Japanese Grand Prix 2013: Highlighting Sebastian Vettel's Greatest Threats

Matt JonesFeatured ColumnistOctober 13, 2013

NUERBURG, GERMANY - JULY 07:  Sebastian Vettel (top) of Germany and Infiniti Red Bull Racing, Lewis Hamilton (middle) of Great Britain and Mercedes GP and Mark Webber (bottom) of Australia and Infiniti Red Bull Racing drive side by side into the first corner at the start of the German Grand Prix at the Nuerburgring on July 7, 2013 in Nuerburg, Germany.  (Photo by Ker Robertson/Getty Images)
Ker Robertson/Getty Images

Out of all the races on the F1 calendar that Sebastian Vettel has won over the past few weeks, the Japanese Grand Prix is probably the one you would have fancied him in the most. The Red Bull driver loves it here. He has been on pole position for the last four years in Suzuka and has gone on to win the race on three of those occasions. 

Vettel did well to finish second in qualifying.
Vettel did well to finish second in qualifying.Mark Thompson/Getty Images

Whilst not the most popular figure in every venue on the calendar, the fanatical Japanese supporters embrace Vettel as one of their own, and they will be hoping he can secure his fourth successive world championship in front of them on Sunday. He will, if he wins and Fernando Alonso finishes lower than eighth.

This weekend, however, things haven’t gone entirely Vettel’s way. He looked imperious in the second session of free practice, granted. But he was plagued by reliability issues in the final practice session, which manifested itself as an absence of KERS in qualifying.

Still, Vettel managed to produce a wonderful drive to secure second place on Sunday's grid behind teammate Mark Webber. 

Perhaps, Vettel isn’t invincible around here after all then? Well, at least for this weekend. Let’s highlight some of the drivers who will pose a real threat to the German driver on Sunday.

Mark Webber

Webber is in pole position for Sunday's race.
Webber is in pole position for Sunday's race.Mark Thompson/Getty Images

The most obvious candidate is Australian Mark Webber. Vettel’s Red Bull teammate will be walking away from the sport at the end of this season and has spoken of his desire to finish with a flourish.

After out-qualifying his teammate for the first time this season, he has an excellent chance to do exactly that. If Webber can stave off Vettel early on, he should be able to pull away from the rest of the field as the race draws out.

But, Webber qualifying in front of Vettel throws up that age-old issue of team orders. Would Webber be asked to move aside if the title was there for Vettel’s taking?

It would certainly make for an intriguing scenario, especially after Vettel disobeyed team orders himself to overtake Webber back in Malaysia.

Would Webber continue to be the ultimate professional and yield for the German on a whim? Would Red Bell make such an order with the title virtually wrapped up anyway? Or would the chance of one last victory in the sport lead him to take a leaf out of Vettel’s book?

Either way, the conclusion of this race looks set to be a controversial one with these two scrapping away at the front.

Lewis Hamilton

Hamilton starts in third place, but will need a good start.
Hamilton starts in third place, but will need a good start.Clive Mason/Getty Images

Hamilton clearly has some pace around this circuit. He was comfortably the fasted man out there in the first practice session and a solid qualifying session sees him lining up in third place behind the Red Bull front row.

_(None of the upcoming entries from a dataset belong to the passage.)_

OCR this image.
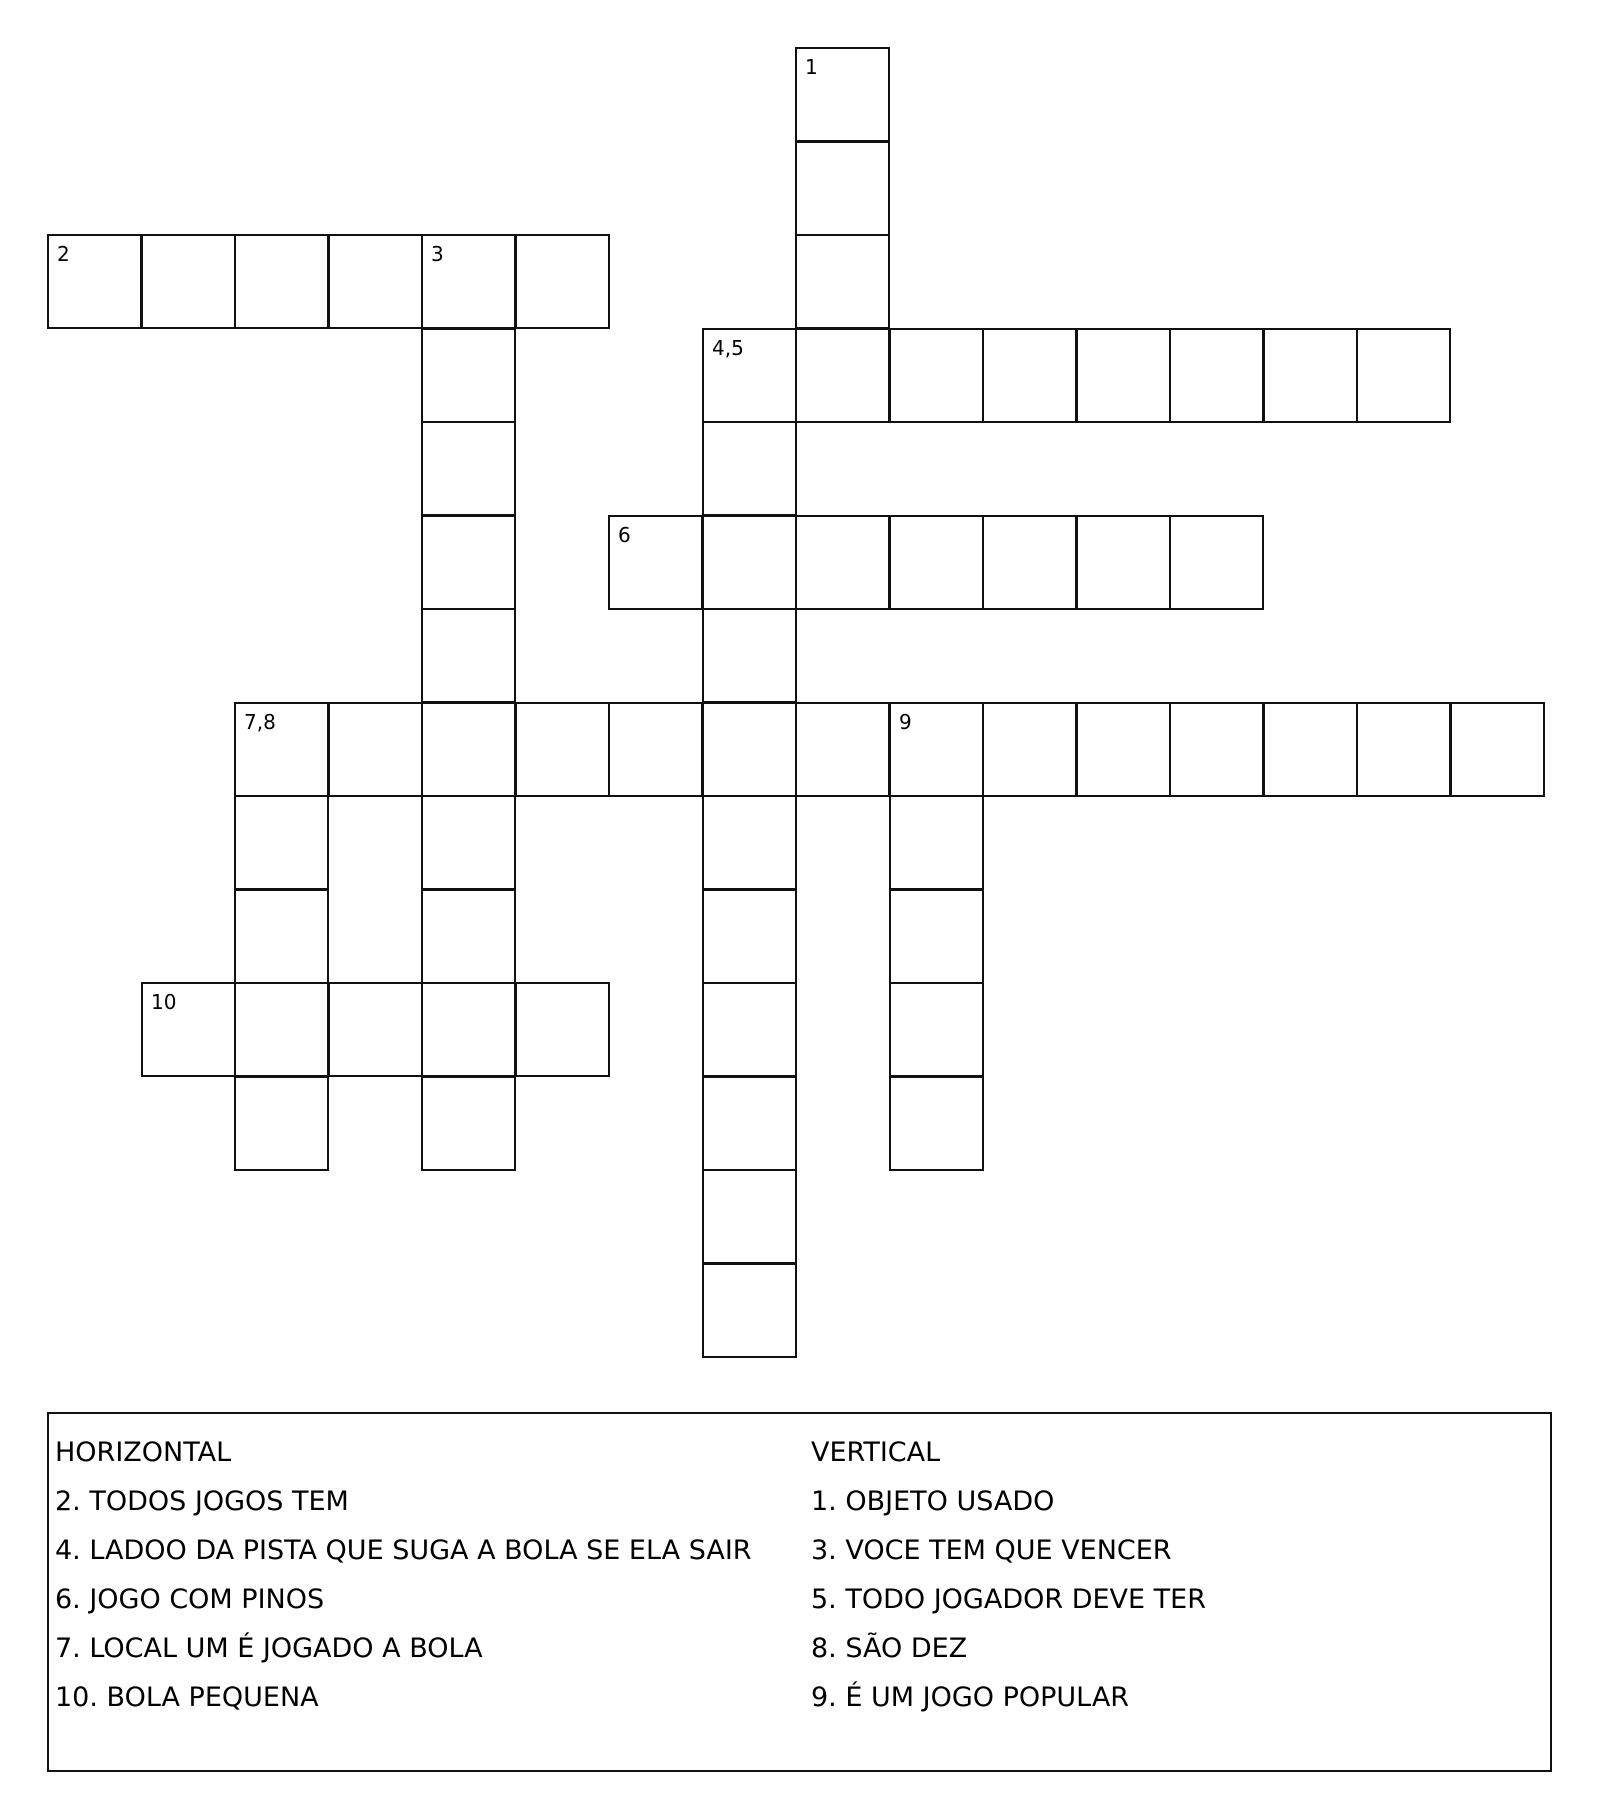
1
2	3
4,5
6
7,8	9
10
HORIZONTAL
2. TODOS JOGOS TEM
4. LADOO DA PISTA QUE SUGA A BOLA SE ELA SAIR
6. JOGO COM PINOS
7. LOCAL UM É JOGADO A BOLA
10. BOLA PEQUENA
VERTICAL
1. OBJETO USADO
3. VOCE TEM QUE VENCER
5. TODO JOGADOR DEVE TER
8. SÃO DEZ
9. É UM JOGO POPULAR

His best chance at getting amongst things will be the start. If the Red Bull’s are tussling amongst themselves, Hamilton has enough tactical acumen and awareness to split them or maybe even overhaul the pair.

Those opening few corners at Japan, where the succession of S-bends give the drivers ample opportunity to jostle for track position ahead of a long approach into a tight hairpin, will be his best opportunity.

Whether or not his car has the longevity to stay ahead of either of the Red Bull's for the course of the Grand Prix remains to be season. But he needs to get in front of at least one of the Red Bull’s early to stand any chance whatsoever.

After that, with the conditions in Japan such an unpredictable commodity, who knows what might happen?

Fernando Alonso

Alonso needs to produce a bit of genius.
Alonso needs to produce a bit of genius.Mark Thompson/Getty Images

The Ferrari driver is the only man who has a slither of stopping Vettel win four world titles in a row. That looks like an impossible task—especially when you consider the grid positions of each driver ahead of Sunday’s race.

Alonso will start down in eighth place on Sunday, knowing that he must improve on that to keep those slim titles hopes alive. 

It looks difficult to see past either of the Red Bull's here, but if anyone can produce something special from down the field, then it is the former double world champion. He will be hoping for a rain interrupted race—not something that looks to be out of the question—that could see more mistakes, more pit stops and his own skills in variable conditions come to the fore.

But even then, it could be beyond Alonso. At the moment, the Ferrari’s are really struggling to compete with the likes of Red Bull, Mercedes and even Lotus. 

If Alonso does pull something out of the bag here, then it’d be facilitated by his genius alone.